Jiongkun Yang, Xiai Chen, Mingze Dong
Abstract
Open AccessFlow field pathfinding is an efficient path planning method that creates a global flow field to guide agents. This approach is widely used in scenarios that require efficient and simultaneous path planning for numerous agents. Although computational fluid dynamics(CFD) can generate continuous flow fields, these methods are often computationally inefficient. Simplified methods use modified Dijkstra algorithms to compute discrete flow fields. However, these discrete fields frequently produce zigzag paths that are significantly longer than the Euclidean shortest path. To alleviate this issue, this paper proposes an integration field-based breadth-first search for flow field pathfinding. This method, based on the discrete flow field approach, uses wavefront parallelization to achieve shorter path lengths and faster computation.
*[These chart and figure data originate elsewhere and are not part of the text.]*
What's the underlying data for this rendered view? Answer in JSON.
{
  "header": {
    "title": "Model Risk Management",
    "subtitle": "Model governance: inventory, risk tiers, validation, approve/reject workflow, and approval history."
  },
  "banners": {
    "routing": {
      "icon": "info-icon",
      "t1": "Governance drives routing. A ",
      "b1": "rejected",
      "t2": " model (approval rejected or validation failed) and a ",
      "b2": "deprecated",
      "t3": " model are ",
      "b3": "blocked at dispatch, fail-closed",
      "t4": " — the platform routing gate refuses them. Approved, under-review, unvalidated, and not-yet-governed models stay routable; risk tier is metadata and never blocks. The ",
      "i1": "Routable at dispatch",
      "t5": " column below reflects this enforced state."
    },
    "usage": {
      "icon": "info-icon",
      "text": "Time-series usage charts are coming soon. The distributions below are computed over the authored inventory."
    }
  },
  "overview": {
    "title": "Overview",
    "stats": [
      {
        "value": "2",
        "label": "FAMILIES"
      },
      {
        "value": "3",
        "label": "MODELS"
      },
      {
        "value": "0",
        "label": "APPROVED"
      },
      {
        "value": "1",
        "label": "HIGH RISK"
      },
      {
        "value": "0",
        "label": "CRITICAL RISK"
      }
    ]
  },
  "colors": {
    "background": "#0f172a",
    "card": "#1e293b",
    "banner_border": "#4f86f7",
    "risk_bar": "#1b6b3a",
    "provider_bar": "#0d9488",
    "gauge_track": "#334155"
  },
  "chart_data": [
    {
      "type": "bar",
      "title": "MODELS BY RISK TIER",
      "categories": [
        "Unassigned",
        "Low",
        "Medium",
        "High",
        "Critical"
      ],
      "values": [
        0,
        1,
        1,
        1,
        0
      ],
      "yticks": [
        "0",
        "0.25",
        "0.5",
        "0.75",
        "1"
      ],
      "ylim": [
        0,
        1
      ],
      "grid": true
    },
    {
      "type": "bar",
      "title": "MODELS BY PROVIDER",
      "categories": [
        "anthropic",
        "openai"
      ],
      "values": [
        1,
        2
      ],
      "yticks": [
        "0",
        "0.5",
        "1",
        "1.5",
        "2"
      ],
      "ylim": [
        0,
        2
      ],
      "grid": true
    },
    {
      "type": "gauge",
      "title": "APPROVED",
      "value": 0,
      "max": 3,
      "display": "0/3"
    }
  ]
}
Furthermore, flow fields are integrated with deep reinforcement learning to enhance the adaptability of path planning in dynamic environments. Experimental results show that this flow field-based deep reinforcement learning navigation framework outperforms traditional path planning methods in indoor environments with unknown obstacles. Moreover, the feasibility of the flow field navigation method has been successfully validated in real-world environments, confirming its practical applicability.